The most significant result of the poll was the fact that half-year old Mary made the right prediction, a fact certain to be included in her future autobiographies. The Kennedy forces, losing six and one-half to five and one-half, desperately laid out on the floor, side by side, the two issues of Time magazine bearing cover photos of the candidates. Mary was placed a short distance from the magazines, and she crawled toward them. Although disturbingly prompted by each rival faction, on two separate occasions she selected Kennedy. The consensus was that her relentless slapping of Kennedy’s picture was a signal of approval rather than an attempt to obliterate the man.
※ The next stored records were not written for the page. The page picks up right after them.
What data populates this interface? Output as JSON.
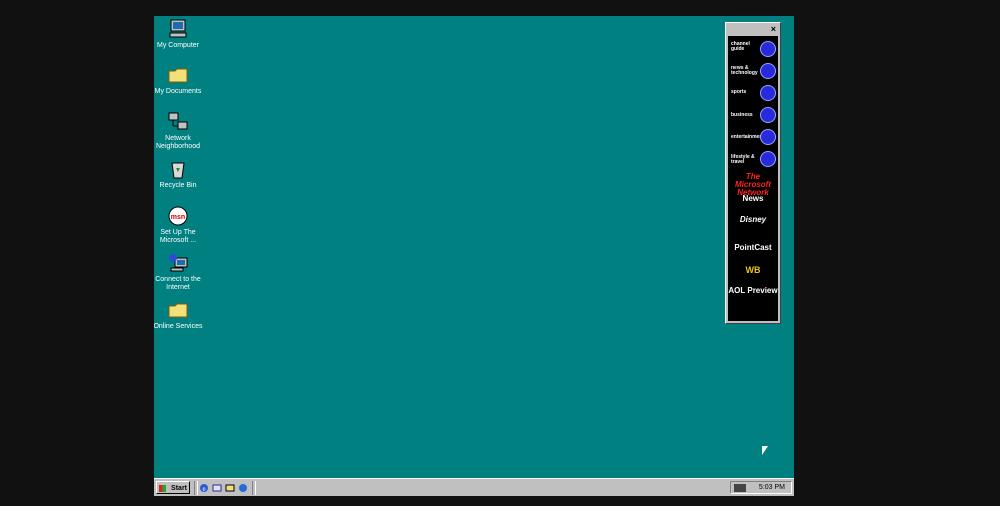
{
  "desktop": {
    "icons": [
      {
        "label": "My Computer",
        "icon": "computer-icon"
      },
      {
        "label": "My Documents",
        "icon": "folder-icon"
      },
      {
        "label": "Network Neighborhood",
        "icon": "network-icon"
      },
      {
        "label": "Recycle Bin",
        "icon": "recycle-bin-icon"
      },
      {
        "label": "Set Up The Microsoft ...",
        "icon": "msn-icon"
      },
      {
        "label": "Connect to the Internet",
        "icon": "connect-internet-icon"
      },
      {
        "label": "Online Services",
        "icon": "folder-icon"
      }
    ],
    "background_color": "#008080"
  },
  "channel_bar": {
    "close_glyph": "×",
    "channels": [
      {
        "label": "channel guide"
      },
      {
        "label": "news & technology"
      },
      {
        "label": "sports"
      },
      {
        "label": "business"
      },
      {
        "label": "entertainment"
      },
      {
        "label": "lifestyle & travel"
      }
    ],
    "brands": [
      "The Microsoft Network",
      "News",
      "Disney",
      "PointCast",
      "WB",
      "AOL Preview"
    ]
  },
  "taskbar": {
    "start_label": "Start",
    "clock": "5:03 PM"
  }
}
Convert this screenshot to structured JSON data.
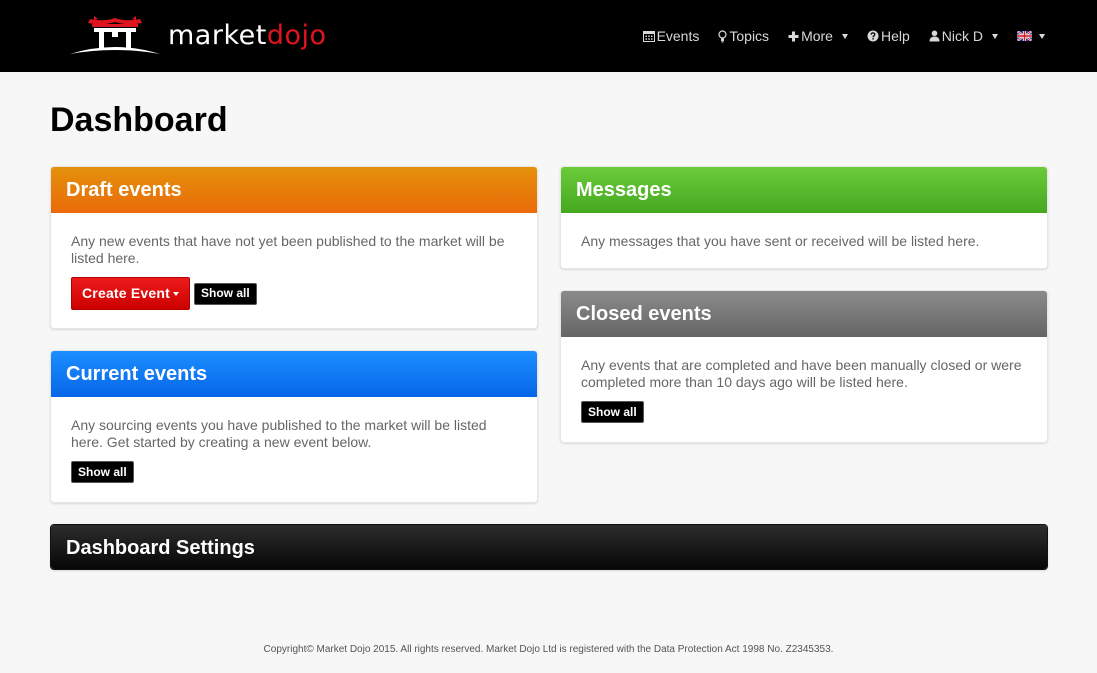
{
  "brand": {
    "name_part1": "market",
    "name_part2": "dojo",
    "accent_color": "#e0141e"
  },
  "nav": {
    "events": "Events",
    "topics": "Topics",
    "more": "More",
    "help": "Help",
    "user": "Nick D"
  },
  "page": {
    "title": "Dashboard"
  },
  "panels": {
    "draft": {
      "title": "Draft events",
      "text": "Any new events that have not yet been published to the market will be listed here.",
      "create_label": "Create Event",
      "show_all": "Show all",
      "color": "#ea7a09"
    },
    "current": {
      "title": "Current events",
      "text": "Any sourcing events you have published to the market will be listed here. Get started by creating a new event below.",
      "show_all": "Show all",
      "color": "#1178f5"
    },
    "messages": {
      "title": "Messages",
      "text": "Any messages that you have sent or received will be listed here.",
      "color": "#55b82a"
    },
    "closed": {
      "title": "Closed events",
      "text": "Any events that are completed and have been manually closed or were completed more than 10 days ago will be listed here.",
      "show_all": "Show all",
      "color": "#777777"
    },
    "settings": {
      "title": "Dashboard Settings",
      "color": "#111111"
    }
  },
  "footer": {
    "text": "Copyright© Market Dojo 2015. All rights reserved. Market Dojo Ltd is registered with the Data Protection Act 1998 No. Z2345353."
  }
}
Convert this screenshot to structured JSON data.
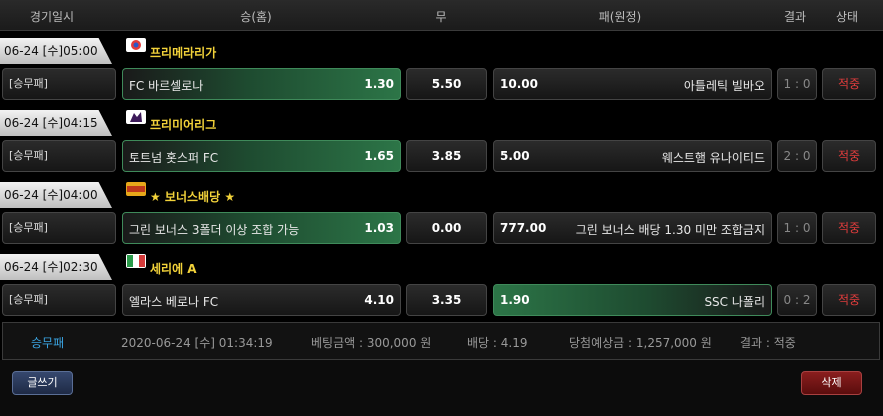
{
  "header": {
    "date": "경기일시",
    "home": "승(홈)",
    "draw": "무",
    "away": "패(원정)",
    "result": "결과",
    "status": "상태"
  },
  "leagues": [
    {
      "time": "06-24 [수]05:00",
      "name": "프리메라리가",
      "flag_icon": "laliga-icon"
    },
    {
      "time": "06-24 [수]04:15",
      "name": "프리미어리그",
      "flag_icon": "premier-league-icon"
    },
    {
      "time": "06-24 [수]04:00",
      "name": "★ 보너스배당 ★",
      "flag_icon": "bonus-icon"
    },
    {
      "time": "06-24 [수]02:30",
      "name": "세리에 A",
      "flag_icon": "serie-a-icon"
    }
  ],
  "bets": [
    {
      "type": "[승무패]",
      "home": "FC 바르셀로나",
      "home_odds": "1.30",
      "draw": "5.50",
      "away_odds": "10.00",
      "away": "아틀레틱 빌바오",
      "score": "1 : 0",
      "status": "적중",
      "selected": "home"
    },
    {
      "type": "[승무패]",
      "home": "토트넘 홋스퍼 FC",
      "home_odds": "1.65",
      "draw": "3.85",
      "away_odds": "5.00",
      "away": "웨스트햄 유나이티드",
      "score": "2 : 0",
      "status": "적중",
      "selected": "home"
    },
    {
      "type": "[승무패]",
      "home": "그린 보너스 3폴더 이상 조합 가능",
      "home_odds": "1.03",
      "draw": "0.00",
      "away_odds": "777.00",
      "away": "그린 보너스 배당 1.30 미만 조합금지",
      "score": "1 : 0",
      "status": "적중",
      "selected": "home"
    },
    {
      "type": "[승무패]",
      "home": "엘라스 베로나 FC",
      "home_odds": "4.10",
      "draw": "3.35",
      "away_odds": "1.90",
      "away": "SSC 나폴리",
      "score": "0 : 2",
      "status": "적중",
      "selected": "away"
    }
  ],
  "summary": {
    "type": "승무패",
    "datetime": "2020-06-24 [수] 01:34:19",
    "bet_amount": "베팅금액 : 300,000 원",
    "odds": "배당 : 4.19",
    "expected": "당첨예상금 : 1,257,000 원",
    "result": "결과 : 적중"
  },
  "buttons": {
    "write": "글쓰기",
    "delete": "삭제"
  },
  "colors": {
    "selected_green": "#2c7547",
    "status_red": "#e03c3c",
    "league_yellow": "#f2d23a",
    "summary_blue": "#3aa3e0"
  }
}
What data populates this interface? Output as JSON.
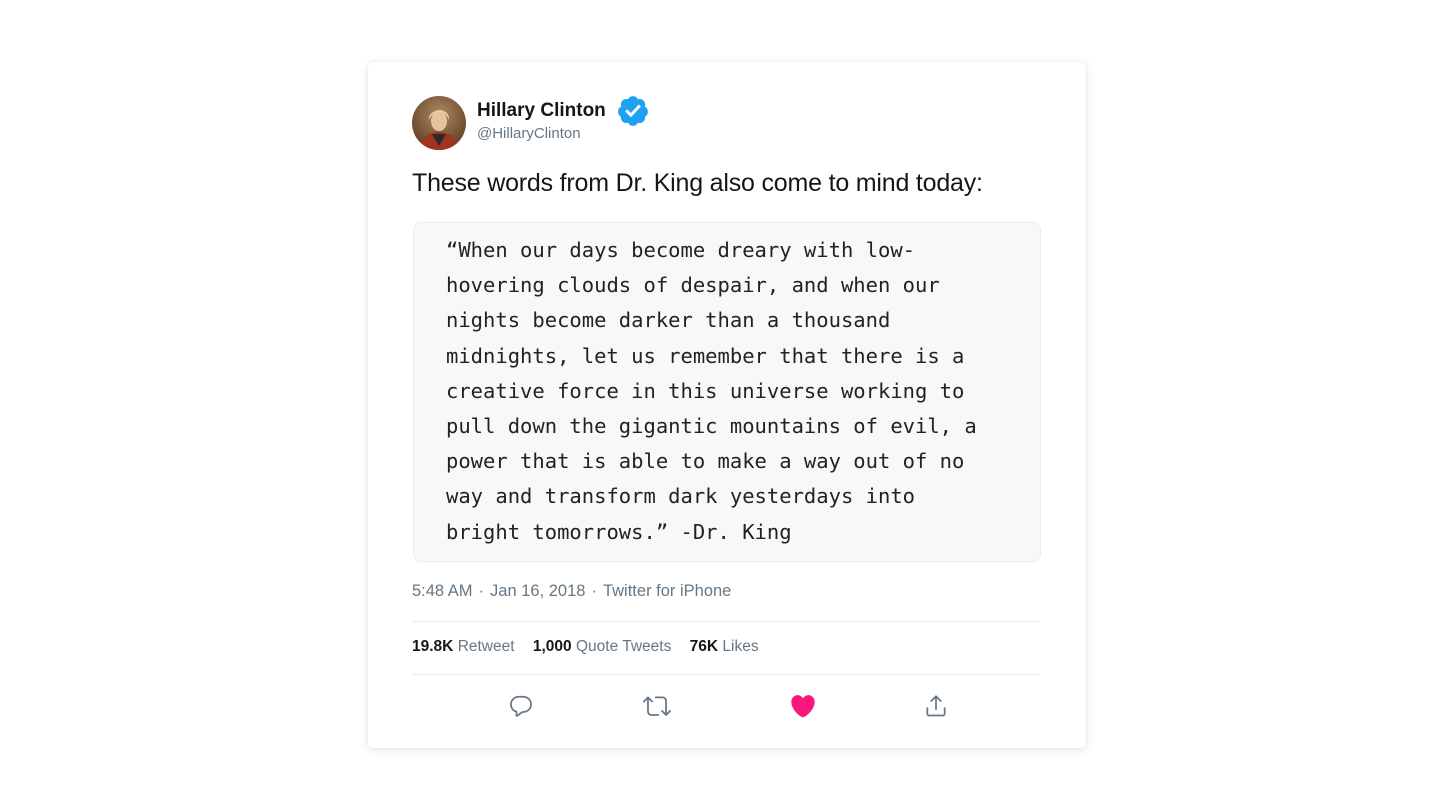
{
  "tweet": {
    "author": {
      "display_name": "Hillary Clinton",
      "handle": "@HillaryClinton",
      "verified": true,
      "verified_badge_icon": "verified-badge-icon",
      "avatar_icon": "profile-photo"
    },
    "text": "These words from Dr. King also come to mind today:",
    "quote_lines": [
      "“When our days become dreary with low-",
      "hovering clouds of despair, and when our",
      "nights become darker than a thousand",
      "midnights, let us remember that there is a",
      "creative force in this universe working to",
      "pull down the gigantic mountains of evil, a",
      "power that is able to make a way out of no",
      "way and transform dark yesterdays into",
      "bright tomorrows.” -Dr. King"
    ],
    "meta": {
      "time": "5:48 AM",
      "date": "Jan 16, 2018",
      "source": "Twitter for iPhone",
      "separator": "·"
    },
    "stats": {
      "retweets_count": "19.8K",
      "retweets_label": "Retweet",
      "quotes_count": "1,000",
      "quotes_label": "Quote Tweets",
      "likes_count": "76K",
      "likes_label": "Likes"
    },
    "actions": [
      {
        "name": "reply",
        "icon": "reply-icon"
      },
      {
        "name": "retweet",
        "icon": "retweet-icon"
      },
      {
        "name": "like",
        "icon": "heart-icon",
        "active": true
      },
      {
        "name": "share",
        "icon": "share-icon"
      }
    ]
  },
  "colors": {
    "verified_blue": "#1da1f2",
    "like_pink": "#e0245e",
    "secondary_text": "#657786",
    "primary_text": "#14171a"
  }
}
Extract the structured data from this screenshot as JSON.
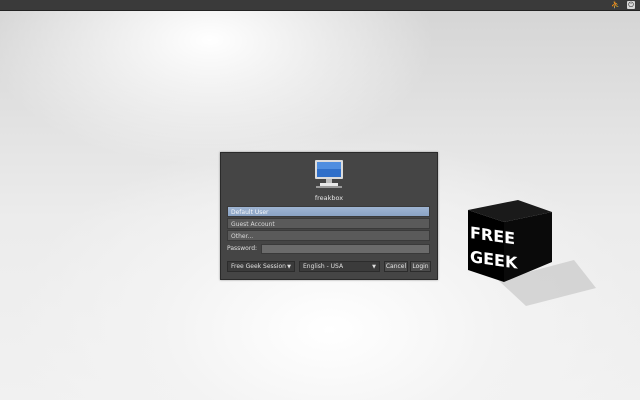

Shouts of “cheat” were raised by the Republicans, who declared that the background of Kennedy’s picture was lighter and naturally more attractive.
The recount revealed a tie at six and one-half each, as close to the national average as thirteen people could be. Meanwhile, the Republicans gained new hope of carrying Carolyn by a slim margin. She was jocularly kept after school one day for wearing a Nixon-Lodge button, which she had gotten from a Republican’s daughter afraid to wear it to class. Nevertheless, Carolyn still supported a split ticket.
With the poll still tied, a suspicious and gullible Paul returned from school with the news that Nixon was afraid to go into New York without Eisenhower, and, because of that cowardly strategy, he was switching his support. Thus, the Kennedy supporters were triumphant by a vote of seven and one-half to five and one-half.
The effect of the grueling family campaign was opposite, however, when Momma and Daddy bolted the family to vote Republican. It was unrepresentative, yes, but the national results were satisfactory.
— As a postscript, follow-up memories recalled that Momma, a Home Economics major, reacted to Kennedy’s assertion that eating steak rather than beans was a good standard-of-living index, with “There is just as much protein in beans!” Daddy, a WWII veteran, had worn a Nixon button during the campaign, but wore a Kennedy button the day after the election, signaling that he supported the nation’s choice. And my history teacher, Mr. Henderson, responded “No way” to my naïve question if Kennedy, with less than fifty percent of the popular vote, would form a bi-partisan government.